On 1 October, representatives of the Public Organisation of Meskhetian Turks “VATAN”, a FUEN member organisation and member of the Working Group of Turkic Minorities/Communities (TAG), visited the FUEN office in Brussels. The talks focused on the long-standing challenges of the Meskhetian Turks, who were deported from Georgia in 1944 by order of Soviet leader Joseph Stalin and have since lived dispersed across nine countries on three continents. Despite international recognition of their right to return, they continue to face obstacles in resettling in their ancestral homeland.

Representatives of VATAN at the FUEN Brussels Office

The visit followed a conference in the European Parliament on 30 September entitled “Georgia’s Euro-Integration: The Meskhetian Turks Question as a Benchmark for EU Standards Compliance”. The event was hosted by MEP Ilhan Kyuchyuk (Renew Europe, Bulgaria) and organised by VATAN as part of their awareness-raising activities in Brussels. It highlighted that, although Georgia adopted a repatriation law in 2007, the vast majority of applications submitted by Meskhetian Turks have been rejected, leaving the community without a practical path to return.

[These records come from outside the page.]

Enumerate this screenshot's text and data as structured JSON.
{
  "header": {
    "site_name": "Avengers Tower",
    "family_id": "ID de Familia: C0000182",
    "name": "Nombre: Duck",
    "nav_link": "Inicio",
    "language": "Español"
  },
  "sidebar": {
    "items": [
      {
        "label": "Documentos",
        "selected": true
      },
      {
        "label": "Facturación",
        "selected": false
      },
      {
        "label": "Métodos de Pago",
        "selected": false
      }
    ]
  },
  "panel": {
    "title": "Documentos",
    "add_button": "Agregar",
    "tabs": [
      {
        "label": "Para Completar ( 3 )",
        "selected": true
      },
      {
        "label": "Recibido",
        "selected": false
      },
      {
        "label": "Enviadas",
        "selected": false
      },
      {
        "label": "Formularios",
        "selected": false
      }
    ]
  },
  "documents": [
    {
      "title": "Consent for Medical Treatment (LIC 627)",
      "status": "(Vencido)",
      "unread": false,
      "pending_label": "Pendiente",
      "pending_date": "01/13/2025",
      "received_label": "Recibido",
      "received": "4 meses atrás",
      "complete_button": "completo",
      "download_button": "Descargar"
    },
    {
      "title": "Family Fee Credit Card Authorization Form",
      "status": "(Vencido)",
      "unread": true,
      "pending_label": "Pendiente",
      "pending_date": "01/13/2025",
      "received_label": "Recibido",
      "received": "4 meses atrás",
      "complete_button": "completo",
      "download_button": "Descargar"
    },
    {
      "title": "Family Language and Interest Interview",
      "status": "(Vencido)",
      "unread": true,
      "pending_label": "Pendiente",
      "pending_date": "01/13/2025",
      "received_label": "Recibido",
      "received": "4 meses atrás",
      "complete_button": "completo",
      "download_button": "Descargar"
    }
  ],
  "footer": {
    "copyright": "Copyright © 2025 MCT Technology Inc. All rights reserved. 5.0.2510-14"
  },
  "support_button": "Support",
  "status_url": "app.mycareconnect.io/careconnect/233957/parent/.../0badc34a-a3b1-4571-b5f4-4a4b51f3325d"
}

At the European Parliament, VATAN representatives Fuad Pepinov and Ansar Usmanov underlined that the law functions in practice as a “return prevention law”. They stressed that supranational organisations such as the United Nations, the Council of Europe and the OSCE have repeatedly confirmed Georgia’s shortcomings, yet their recommendations have largely been ignored. VATAN therefore called on Georgia to take the issue seriously within its EU accession process and to recognise the Meskhetian Turks as victims whose rights must be restored.

Contributions from FUEN experts at the event provided a wider European perspective: FUEN Scientific Consultant Dr Zora Popova highlighted that the challenges of the Meskhetian Turks resemble unresolved cases in the Western Balkans. She underlined that EU accession instruments, combined with the pre-accession funds Georgia already receives, could be used to strengthen minority rights. To achieve concrete progress, she said, political will, a functioning legal framework and a roadmap backed by EU resources are needed.

FUEN Brussels Office Policy Advisor Johan Häggman complemented this view by pointing out the institutional limitations. He explained that EU treaties contain no explicit basis for minority rights, and that while the Lisbon Treaty gave the Charter of Fundamental Rights binding force, its scope remains limited to EU law. Minority and language policies stay within Member State competences, which restricts EU action mostly to awareness-raising, small-scale funding and research. This, Häggman noted, leaves communities such as the Meskhetian Turks without broader political or financial support at EU level.